Tommy Wiseau (James Franco) è un uomo misterioso: quanti anni ha? Da dove viene? Perché sembra un tossico? Perché dice di essere americano al cento per cento quando ha un forte accento straniero? A tutte queste domande non si cerca una risposta vera e propria, visto che il lungometraggio cerca di farci ammirare la particolarità e l'ostinata volontà del protagonista. Noi abbiamo gli occhi di Greg Sestero (Dave Franco), un attore alle prime armi che segue e si affeziona al Tommy nostro.

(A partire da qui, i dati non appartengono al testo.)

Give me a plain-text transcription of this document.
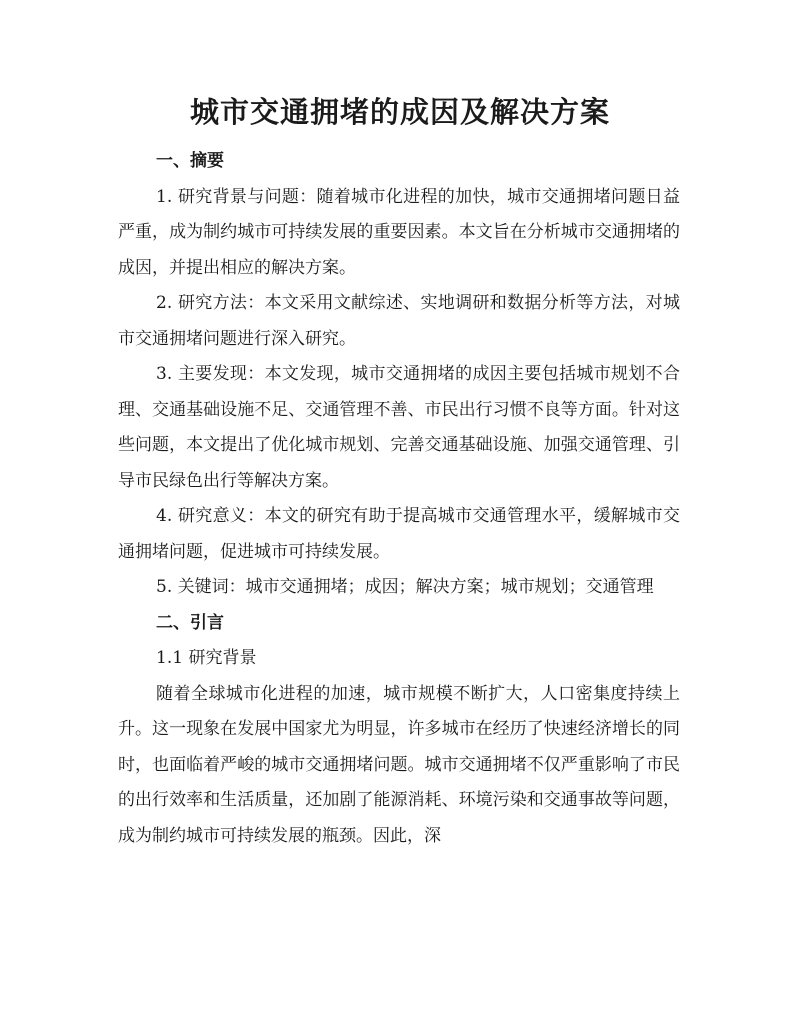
城市交通拥堵的成因及解决方案
一、摘要

1. 研究背景与问题：随着城市化进程的加快，城市交通拥堵问题日益严重，成为制约城市可持续发展的重要因素。本文旨在分析城市交通拥堵的成因，并提出相应的解决方案。

2. 研究方法：本文采用文献综述、实地调研和数据分析等方法，对城市交通拥堵问题进行深入研究。

3. 主要发现：本文发现，城市交通拥堵的成因主要包括城市规划不合理、交通基础设施不足、交通管理不善、市民出行习惯不良等方面。针对这些问题，本文提出了优化城市规划、完善交通基础设施、加强交通管理、引导市民绿色出行等解决方案。

4. 研究意义：本文的研究有助于提高城市交通管理水平，缓解城市交通拥堵问题，促进城市可持续发展。

5. 关键词：城市交通拥堵；成因；解决方案；城市规划；交通管理

二、引言
1.1 研究背景

随着全球城市化进程的加速，城市规模不断扩大，人口密集度持续上升。这一现象在发展中国家尤为明显，许多城市在经历了快速经济增长的同时，也面临着严峻的城市交通拥堵问题。城市交通拥堵不仅严重影响了市民的出行效率和生活质量，还加剧了能源消耗、环境污染和交通事故等问题，成为制约城市可持续发展的瓶颈。因此，深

E' uno di quei film che bisogna guardare in lingua originale, poiché il doppiaggio (in italiano probabilmente con una voce alla Zlatan Ibrahimovic, ci scommetterei una pizza) toglierebbe una notevole percentuale di riuscita al personaggio di James Franco. Quest'ultimo crea un personaggio che puoi solo amare, che cerchi nelle scene in cui non si presenta, ma a quanto pare il prototipo originale si comporta proprio così. Quindi non si tratta nemmeno di una "creazione", ma di una "fedele copia" dell'originale. E che "fedele copia", da meritati premi. Ma il film non è solo questo, perché viene curata anche la parte secondaria, dall'utilizzo di special guest con il contagocce al voler dare valore alle idee dei co-protagonisti. Certo, un film fin troppo incentrato sul protagonista, da cui dipende tutto, ma il fascino del personaggio non può far storcere il naso anche ai meno affezionati ai film mono caratteriali. Presente.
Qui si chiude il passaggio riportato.